President Obama's First Test Case on Race


Just as I thought it would be, race or race issues could and would become a thorn in the side of U.S. President Barack Obama’s administration. Just early into the White House, one such incident already threatens to blow over involving the inappropriate arrest of an African-American Harvard University professor on July 16, mistaken for breaking into his own house after being locked out upon arriving from a foreign trip.


It could have been just another simple and routine police miscalculation except that Harvard University professor Henry Louis Gates Jr. had accused the arresting officers for mistreating him on the ground that he was black. Of course, Cambridge, Mass. Police authorities had seriously denied this and contended even that the professor was eventually arrested for disorderly conduct, being unruly and uncooperative in the ensuing police proceedings. (Incidentally, Professor Gates, Jr. is the author of a book on the American race issue "America Behind The Color Line", Warner Books, 2004)

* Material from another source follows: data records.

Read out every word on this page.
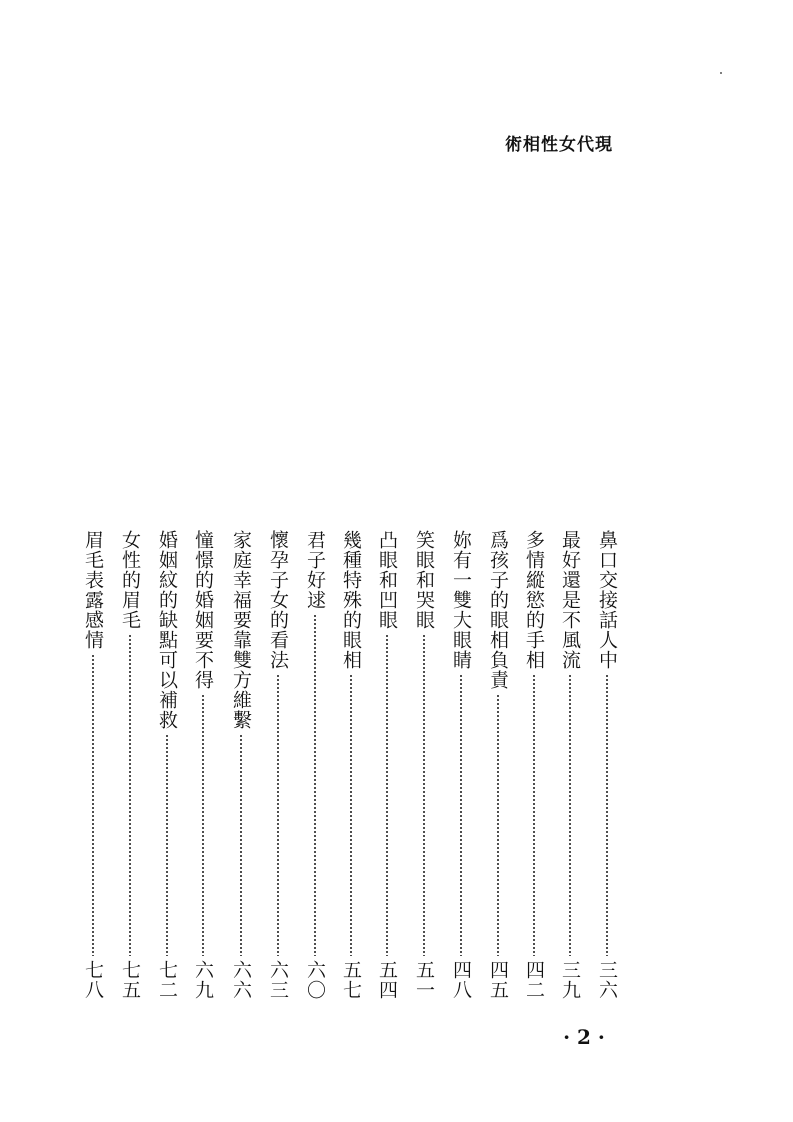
術相性女代現
鼻口交接話人中
三六
最好還是不風流
三九
多情縱慾的手相
四二
爲孩子的眼相負責
四五
妳有一雙大眼睛
四八
笑眼和哭眼
五一
凸眼和凹眼
五四
幾種特殊的眼相
五七
君子好逑
六〇
懷孕子女的看法
六三
家庭幸福要靠雙方維繫
六六
憧憬的婚姻要不得
六九
婚姻紋的缺點可以補救
七二
女性的眉毛
七五
眉毛表露感情
七八
· 2 ·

And then President Obama made the sparkling remark about how “stupid” were the police officers in making the arrest and it should not have happened in the first place. Of course, he most recently backtracked and apologized for this rather pedantic remark—- It’s all over the news today.


What I think is that President Obama should not have said that remark and should have sounded diplomatic all throughout, considering that he is a black president about to comment on an issue concerning race and race profiling.


He should realize that he was elected not because he was black but because he was keen and articulate (that’s what all those who voted for him had said).


Race issues are potential firestorms that unkindly remarks could unnecessarily inflamed what could be patently controllable situation, like this Cambridge case of simple mistaken arrest. Or we should be reminded how the Rodney King issue had caught so much wind that it pervaded into the racial psyche of the American nation.


Remember, President Obama is not there just for the African-Americans merely, he is the president of all American people in the first place. He should be erudite on these matters and act highly unbiased in controversial issues involving race.


And it is not merely enough that he should feel and act so neutral, but he should look so strictly unbiased in the public eye.